2020

“Of Origins and Futures” – Kayla Bush

 

How can you love me? How can you love someone who’s more visibly broken than you? You’ve seen me cry so many times, I’ve stopped counting. And I’ve cracked so much under pressure. Because I am just so overwhelmed with the stress. You see, my family tree’s roots are gnarled with anxiety, and contain dots of the chemical imbalance of depression. For so long, I was safe from the leaves, until they started to catch up to me, perpetuated by the paycheck to paycheck, my mother’s outbursts, my father’s cynicism, my sister’s melancholy, and the feeling of feeling trapped in a neverending cycle of the same fucking mistakes. Escaping is so hard when all I can focus on is how I am going to manage to do everything. I am working as many jobs as I can to support my education. I place too many standards on myself to be better, and they end up weighing me down, especially when I disappoint myself. And when my veins are only fueled by coffee and the bags under my eyes are covered by concealer, I am at my worst: self-inflicted anxiety I can’t get out of because my parents have been drowning for years in the negation of the American Dream. So I break down, snapping off of my family tree, my own island. But even islands are not completely separate from their mother archipelago. And I feel the worst when I feel like I am only leaning on you. When I take everything that has come crumbling down and throw it in your undeserving face. I hate myself the most in those moments. But you don’t blame me for my feelings. You tell me to breathe. You tell me that it’s almost over. I will become a sovereign state in two years. You understand why I react the way I do. But nevertheless, it doesn’t change the fact that I have hurt you. I can’t tell you I’m sorry because I’ve already told you that a million times over. But I can tell you that I’m trying to be better.
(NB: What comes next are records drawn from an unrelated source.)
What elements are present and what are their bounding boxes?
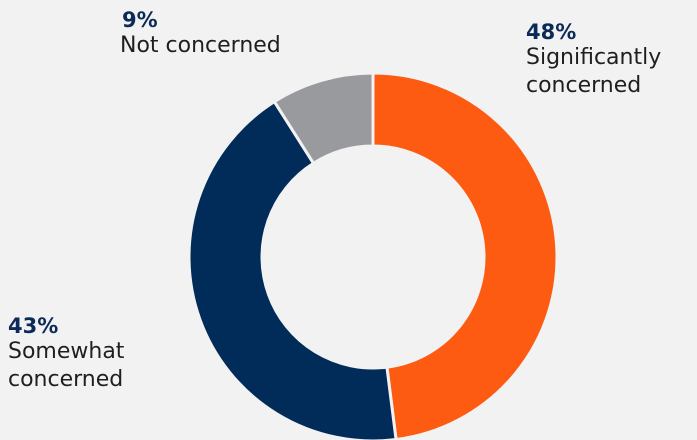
donut-slice-significantly-concerned (371, 71, 559, 440)
value-label-significantly-concerned: 48% (526, 20, 577, 44)
category-label-significantly-concerned: Significantly concerned (526, 45, 662, 98)
category-label-somewhat-concerned: Somewhat concerned (8, 339, 125, 392)
donut-slice-not-concerned (272, 71, 375, 166)
label-not-concerned: 9% Not concerned (120, 8, 281, 60)
label-significantly-concerned: 48% Significantly concerned (526, 20, 661, 100)
category-label-not-concerned: Not concerned (120, 33, 281, 58)
value-label-not-concerned: 9% (122, 8, 158, 32)
value-label-somewhat-concerned: 43% (8, 314, 59, 338)
donut-slice-somewhat-concerned (187, 99, 398, 440)
label-somewhat-concerned: 43% Somewhat concerned (8, 314, 124, 394)
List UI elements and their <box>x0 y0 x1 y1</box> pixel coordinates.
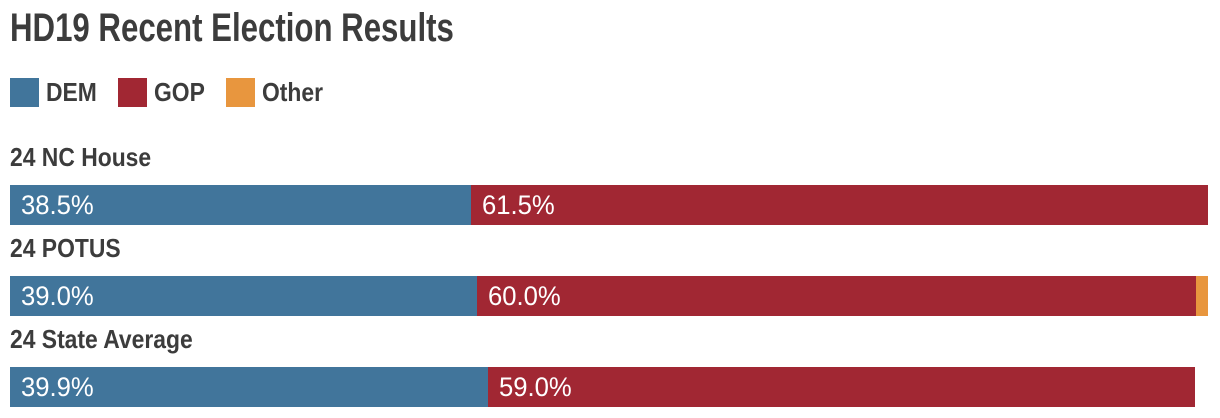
stacked-bar: 39.9% 59.0% <box>10 367 1208 407</box>
bar-segment-dem: 39.9% <box>10 367 488 407</box>
bar-segment-other <box>1196 276 1208 316</box>
legend-label-other: Other <box>261 77 323 107</box>
chart-row-nc-house: 24 NC House 38.5% 61.5% <box>10 142 1208 225</box>
bar-value-label-gop: 61.5% <box>482 189 555 220</box>
bar-value-label-dem: 39.0% <box>21 280 94 311</box>
bar-segment-dem: 39.0% <box>10 276 478 316</box>
bar-value-label-gop: 60.0% <box>488 280 561 311</box>
legend-item-dem: DEM <box>10 77 104 108</box>
legend-item-other: Other <box>225 77 331 108</box>
legend-item-gop: GOP <box>117 77 212 108</box>
chart-row-state-average: 24 State Average 39.9% 59.0% <box>10 324 1208 407</box>
legend-swatch-gop <box>117 78 147 107</box>
bar-segment-gop: 59.0% <box>488 367 1195 407</box>
row-label: 24 NC House <box>10 142 152 172</box>
legend-label-gop: GOP <box>153 77 205 107</box>
legend-swatch-other <box>225 78 255 107</box>
chart-row-potus: 24 POTUS 39.0% 60.0% <box>10 233 1208 316</box>
election-results-chart: HD19 Recent Election Results DEM GOP Oth… <box>10 6 1208 407</box>
row-label: 24 State Average <box>10 324 193 354</box>
legend: DEM GOP Other <box>10 77 1208 108</box>
bar-segment-dem: 38.5% <box>10 185 472 225</box>
bar-segment-gop: 61.5% <box>471 185 1208 225</box>
legend-label-dem: DEM <box>46 77 97 107</box>
stacked-bar: 38.5% 61.5% <box>10 185 1208 225</box>
stacked-bar: 39.0% 60.0% <box>10 276 1208 316</box>
legend-swatch-dem <box>10 78 39 107</box>
bar-value-label-dem: 39.9% <box>21 371 94 402</box>
chart-rows: 24 NC House 38.5% 61.5% 24 POTUS 39.0% 6… <box>10 142 1208 407</box>
row-label: 24 POTUS <box>10 233 121 263</box>
bar-value-label-gop: 59.0% <box>499 371 572 402</box>
chart-title: HD19 Recent Election Results <box>10 6 454 50</box>
bar-segment-gop: 60.0% <box>477 276 1197 316</box>
bar-value-label-dem: 38.5% <box>21 189 94 220</box>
I can tell you that I have been turning to people who can help me glue the cracks. And you tell me that you can see me for who I am. You know that I am more than my family tree. You instead fuse your branches with mine, giving me some of your strength so I no longer feel like my own worst enemy.

 

Kayla Bush is a sophomore creative writing and publishing/editing double major. She serves as the secretary for SU Slam alongside many other roles on campus. Her passions include coffee, showing up to work and exec meetings with cereal, updating her plantstagram, and purchasing as many Button Poetry books as she can.